Bloodhounds are known for their keen ability to track scents and find people with their noses. For this reason, many bloodhounds are used by police forces to find missing persons. In fact, according to The Alliance of Search K9s training coordinator, Clyde Watson, bloodhounds are historically the best type of breed for tracking criminals and missing persons. Training your bloodhound to track and find people involves repetition, patience and bringing out your bloodhound’s natural trailing instincts.
Bond with your bloodhound. It is imperative that your bloodhound wants to be around humans and wants to come to them. If he doesn’t have a connection with humans, he will not obey his handler and will not have the desire to track and find people.
Train your bloodhound to come to you when you step away from him. Teach this command while in an enclosed setting, with your bloodhound able to roam. When your bloodhound begins to sniff the ground, run away from him while calling his name. When he comes to you, reward him with a treat and praise in a high-pitched tone of voice. Your dog should eventually associate your vocal praise with a reward for a job well done.

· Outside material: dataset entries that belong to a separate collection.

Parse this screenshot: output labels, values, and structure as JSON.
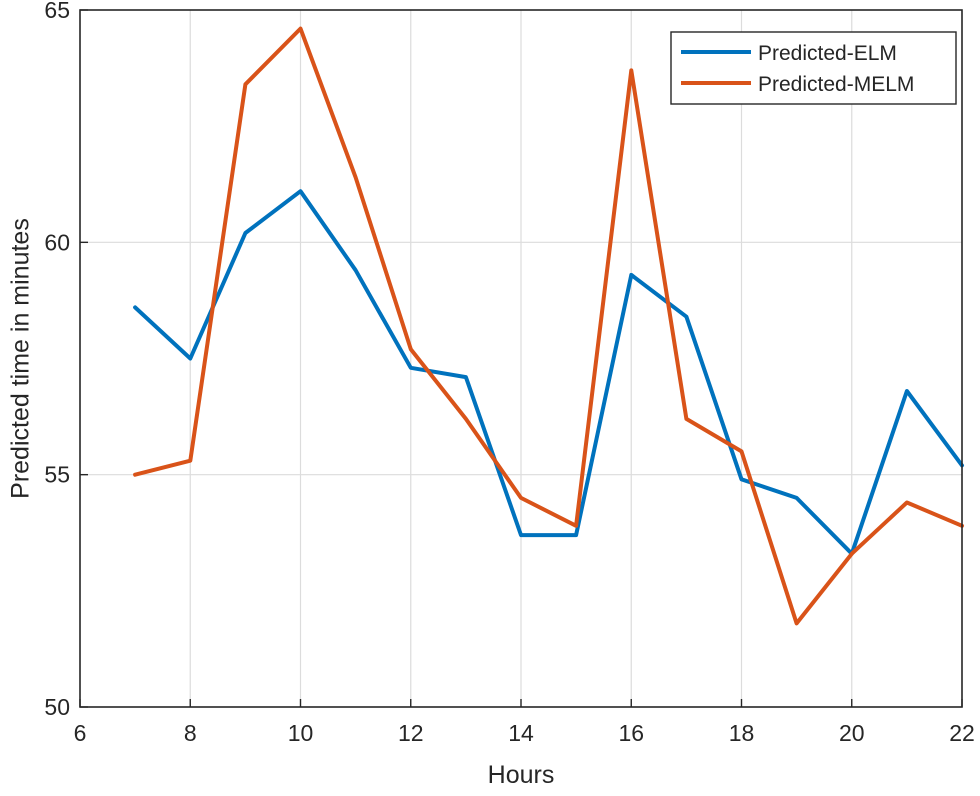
{
  "chart_data": {
    "type": "line",
    "title": "",
    "xlabel": "Hours",
    "ylabel": "Predicted time in minutes",
    "xlim": [
      6,
      22
    ],
    "ylim": [
      50,
      65
    ],
    "xticks": [
      6,
      8,
      10,
      12,
      14,
      16,
      18,
      20,
      22
    ],
    "yticks": [
      50,
      55,
      60,
      65
    ],
    "grid": true,
    "legend_position": "top-right",
    "x": [
      7,
      8,
      9,
      10,
      11,
      12,
      13,
      14,
      15,
      16,
      17,
      18,
      19,
      20,
      21,
      22
    ],
    "series": [
      {
        "name": "Predicted-ELM",
        "color": "#0072BD",
        "values": [
          58.6,
          57.5,
          60.2,
          61.1,
          59.4,
          57.3,
          57.1,
          53.7,
          53.7,
          59.3,
          58.4,
          54.9,
          54.5,
          53.3,
          56.8,
          55.2
        ]
      },
      {
        "name": "Predicted-MELM",
        "color": "#D95319",
        "values": [
          55.0,
          55.3,
          63.4,
          64.6,
          61.4,
          57.7,
          56.2,
          54.5,
          53.9,
          63.7,
          56.2,
          55.5,
          51.8,
          53.3,
          54.4,
          53.9
        ]
      }
    ]
  }
}
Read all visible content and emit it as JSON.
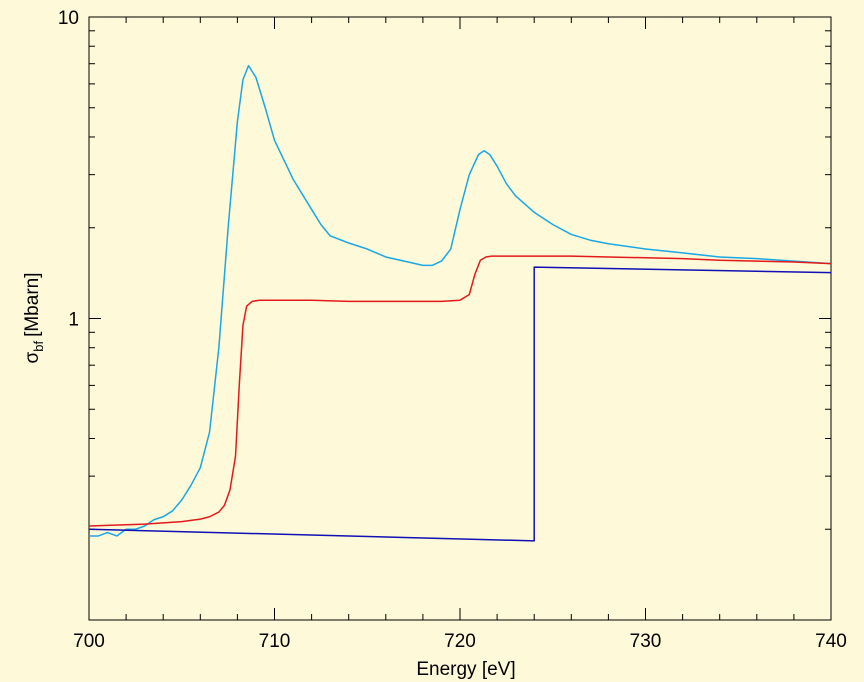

Take your harnessed bloodhound out in the open with the help of another handler. Have your partner hold the bloodhound, while you walk in front of him. Shake an object that has your scent on it, such as a hat, and call your bloodhound’s name. Drop the hat where he can see it, then run away from the hat, all the while calling the dog’s name. About 20 yards away from the bloodhound, fall to the ground with your face down. Have your partner let your dog sniff the hat, then tell the bloodhound to "track" or "find" and allow him to work his way over to you. Praise your dog when he finds you and practice this routine three or four times, then take a break. Gradually increase your distance from the dog until you reach about 100 yards.
Once your bloodhound has mastered the task in step 3, try the same thing except, this time, only allow the dog to briefly see the person running away, then turn him around. This will teach him to "blindly" find the face-down runner. Highly praise him when he finds the hiding person. Eventually work up to where the bloodhound is not allowed to see where the runner is going at all and wait a few minutes before allowing him to track. The amount of time this takes depends on the dog and how much practice takes place.